If you’re a gamer and haven’t been living under a rock for the past six months, there’s a good chance you are familiar with the sudden and explosive success of Bluehole’s PlayerUnknown’s Battlegrounds (PUBG). Launched into Early Access on March 23, 2017, the game has sold 10 million copies. It has also claimed the title of the most concurrent players in any game on Steam, exceeding 1 million players. This is an incredible feat for an unfinished game that began its life as a mod.
With numbers like that, this has to be one of, if not, the best game of 2017. Right?
Well, let’s see.
If you’re like me, you may have been holding off on buying the game. I personally have always been wary of Early Access titles, especially when PUBG’s Steam reviews as of late paint a dark picture. As of right now, out of the 25 “Most Helpful” reviews of the game in the last month, only two of them are positive. On the surface, this looks to be signs of yet another Early Access title that’s heading toward a bitter crash. For those of us who bought into the Early Access of DayZ, ARK: Survival Evolved or especially H1Z1: King of the Kill, we have suffered too much to be cursed again by development hell. Even so, I took the gamble and have spent the past few days feeling it out.
After playing nine hours in just two days, I know that I’m going to waste many hours playing it in the weeks ahead. The game plays off of the idea of the 2000 Japanese dystopian action film, “Battle Royale.” The objective is simple: parachute onto a deserted island that is littered with guns, cars and 100 other players all aiming to be the last one alive. Compared to most other online multiplayer shooters, PUBG is actually a very accessible game for newcomers. The controls are not terribly complex, the game is simple to understand and you learn quickly through trial and error. That’s not to say, however, that it isn’t punishingly difficult at times.

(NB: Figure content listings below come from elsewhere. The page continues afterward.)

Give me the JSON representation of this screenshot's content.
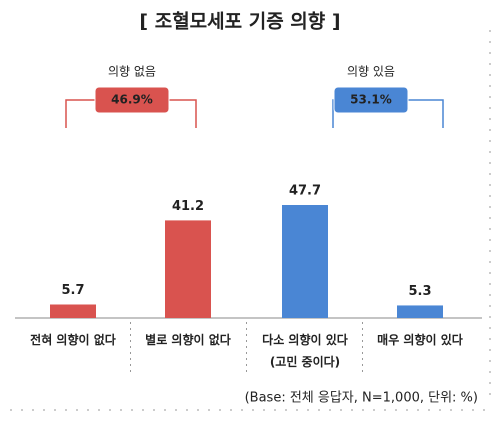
{
  "chart_data": {
    "type": "bar",
    "title": "[ 조혈모세포 기증 의향 ]",
    "categories": [
      "전혀 의향이 없다",
      "별로 의향이 없다",
      "다소 의향이 있다\n(고민 중이다)",
      "매우 의향이 있다"
    ],
    "values": [
      5.7,
      41.2,
      47.7,
      5.3
    ],
    "colors": [
      "#d9534f",
      "#d9534f",
      "#4a86d4",
      "#4a86d4"
    ],
    "groups": {
      "names": [
        "의향 없음",
        "의향 있음"
      ],
      "values": [
        46.9,
        53.1
      ],
      "value_labels": [
        "46.9%",
        "53.1%"
      ],
      "colors": [
        "#d9534f",
        "#4a86d4"
      ]
    },
    "note": "(Base: 전체 응답자, N=1,000, 단위: %)"
  }
}
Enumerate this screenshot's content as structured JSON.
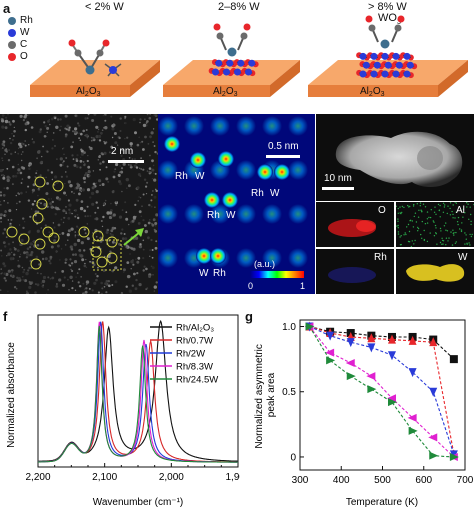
{
  "panel_letters": {
    "a": "a",
    "b": "b",
    "c": "c",
    "d": "d",
    "e": "e",
    "f": "f",
    "g": "g"
  },
  "panel_a": {
    "legend": [
      {
        "label": "Rh",
        "color": "#3e6e8e"
      },
      {
        "label": "W",
        "color": "#2a3bd8"
      },
      {
        "label": "C",
        "color": "#6b6b6b"
      },
      {
        "label": "O",
        "color": "#e8262b"
      }
    ],
    "conditions": [
      "< 2% W",
      "2–8% W",
      "> 8% W"
    ],
    "extra_label": "WO",
    "extra_label_sub": "3",
    "substrate_label": "Al",
    "substrate_sub1": "2",
    "substrate_mid": "O",
    "substrate_sub2": "3"
  },
  "panel_b": {
    "scale": "2 nm"
  },
  "panel_c": {
    "scale": "0.5 nm",
    "rh": "Rh",
    "w": "W",
    "colorbar_unit": "(a.u.)",
    "colorbar_min": "0",
    "colorbar_max": "1"
  },
  "panel_d": {
    "scale": "10 nm"
  },
  "panel_e": {
    "o": "O",
    "al": "Al",
    "rh": "Rh",
    "w": "W"
  },
  "chart_data": [
    {
      "type": "line",
      "xlabel": "Wavenumber (cm⁻¹)",
      "ylabel": "Normalized absorbance",
      "xlim": [
        2200,
        1900
      ],
      "xticks": [
        "2,200",
        "2,100",
        "2,000",
        "1,900"
      ],
      "series": [
        {
          "name": "Rh/Al₂O₃",
          "color": "#111111",
          "peaks": [
            [
              2094,
              0.95,
              8
            ],
            [
              2016,
              1.0,
              10
            ]
          ]
        },
        {
          "name": "Rh/0.7W",
          "color": "#d62728",
          "peaks": [
            [
              2103,
              1.0,
              6
            ],
            [
              2031,
              0.86,
              7
            ]
          ]
        },
        {
          "name": "Rh/2W",
          "color": "#1f3ad8",
          "peaks": [
            [
              2106,
              1.0,
              5.5
            ],
            [
              2038,
              0.84,
              6
            ]
          ]
        },
        {
          "name": "Rh/8.3W",
          "color": "#e020d0",
          "peaks": [
            [
              2108,
              1.0,
              5
            ],
            [
              2041,
              0.87,
              5.5
            ]
          ]
        },
        {
          "name": "Rh/24.5W",
          "color": "#1f8a3a",
          "peaks": [
            [
              2108,
              0.97,
              5
            ],
            [
              2043,
              0.83,
              5.5
            ]
          ]
        }
      ],
      "shoulder": [
        2150,
        0.12,
        10
      ]
    },
    {
      "type": "line",
      "xlabel": "Temperature (K)",
      "ylabel": "Normalized asymmetric peak area",
      "xlim": [
        300,
        700
      ],
      "ylim": [
        -0.1,
        1.05
      ],
      "xticks": [
        "300",
        "400",
        "500",
        "600",
        "700"
      ],
      "yticks": [
        "0",
        "0.5",
        "1.0"
      ],
      "series": [
        {
          "color": "#111111",
          "marker": "square",
          "points": [
            [
              323,
              1.0
            ],
            [
              373,
              0.96
            ],
            [
              423,
              0.95
            ],
            [
              473,
              0.93
            ],
            [
              523,
              0.92
            ],
            [
              573,
              0.92
            ],
            [
              623,
              0.9
            ],
            [
              673,
              0.75
            ]
          ]
        },
        {
          "color": "#e8262b",
          "marker": "triangle-up",
          "points": [
            [
              323,
              1.0
            ],
            [
              373,
              0.95
            ],
            [
              423,
              0.92
            ],
            [
              473,
              0.91
            ],
            [
              523,
              0.9
            ],
            [
              573,
              0.89
            ],
            [
              623,
              0.88
            ],
            [
              673,
              0.02
            ]
          ]
        },
        {
          "color": "#2a3bd8",
          "marker": "triangle-down",
          "points": [
            [
              323,
              1.0
            ],
            [
              373,
              0.93
            ],
            [
              423,
              0.88
            ],
            [
              473,
              0.84
            ],
            [
              523,
              0.78
            ],
            [
              573,
              0.65
            ],
            [
              623,
              0.5
            ],
            [
              673,
              0.02
            ]
          ]
        },
        {
          "color": "#e020d0",
          "marker": "triangle-left",
          "points": [
            [
              323,
              1.0
            ],
            [
              373,
              0.8
            ],
            [
              423,
              0.72
            ],
            [
              473,
              0.62
            ],
            [
              523,
              0.45
            ],
            [
              573,
              0.3
            ],
            [
              623,
              0.15
            ],
            [
              673,
              0.0
            ]
          ]
        },
        {
          "color": "#1f8a3a",
          "marker": "triangle-right",
          "points": [
            [
              323,
              1.0
            ],
            [
              373,
              0.74
            ],
            [
              423,
              0.62
            ],
            [
              473,
              0.52
            ],
            [
              523,
              0.42
            ],
            [
              573,
              0.2
            ],
            [
              623,
              0.01
            ],
            [
              673,
              0.0
            ]
          ]
        }
      ]
    }
  ]
}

The beginning of every round has just as much to do with your experience as your luck. As you drop into the map, you are surrounded by other players parachuting in around you. As soon as you land, it’s a race of who’s the first to stumble upon a weapon. This is exhilarating every time. Since no two rounds are the same, you will last anywhere from two minutes to half an hour. It all depends on being ruthless, but more importantly, intelligent. The learning curve of the game is all about figuring out what works and what doesn’t. The latter usually ends with an unceremonious death and some sneaky pest helping himself to your hard scavenged loot. This can be extremely frustrating. Luckily, thanks to the massive player base, you can find a new game almost instantly every time.
However, I do have my gripes. The game is very buggy — it’s getting better, but still I run into my fair share. There is also the pretty much constant lag spikes. While most are nothing but a hiccup, some ruin your whole match. And, when your death is caused by these bugs that are out of your control, it can be pretty infuriating. I still don’t think that this is the greatest game of the year, but it’s a ton of fun.
So then why are the reviews so negative?
As of right now, few of the comments are actually stating that the game isn’t fun. In fact, their dip in reviews is the result of players review bombing the game. Their complaints focus on the developer’s transgressions to the community. Recently, one of the more visible complaints is that the developers have been banning players for “stream sniping,” which has given rise to a totally deserved PR nightmare. Stream sniping is apparently a problem for Twitch steamers who are hunted down in-game by a player watching their stream. This is a recent problem for the gaming industry, and PUBG has not tackled it properly. This ban wave has been criticized widely by not only the players but also by big gaming industry names like Totalbiscuit and Garry Newman. I agree entirely with Garry Newman’s response.
“We shouldn’t be banning people for stream sniping, it’s not our job to babysit streamers — they should live in the same terrible online world that everyone else does,” Newman said.
The second major criticism is the broken promise of microtransactions. Players are understandably upset that before the game is even finished, purchasable loot crates and cosmetics have been added to the game. We as gamers are no strangers to this industry practice, but the community took it particularly hard. This is because early on in the game’s development, Brendan “PlayerUnknown” Greene promised that this feature wouldn’t appear in the game.
“However, until the game is out of Early Access, our development resources will be focused entirely on improving the Battle Royale game mode,” he said. “Only then will we consider the addition of in-game purchases.”
I am not all that surprised or annoyed by this news. I mean, he did say this before the game was even available. Seven months and 10 million copies later, it would be crazy to think that his original plan hasn’t changed slightly. I myself have no plans to purchase them, because, thankfully, all they really are is cosmetics.
From what I have seen so far, I believe that they can sort out these issues in due time. They have been decently involved with the community and have shown through regular patches that they haven’t yet cashed out. PUBG will likely remain a PC gaming staple for years to come, and if you are still interested in it after reading this, I highly recommend picking it up.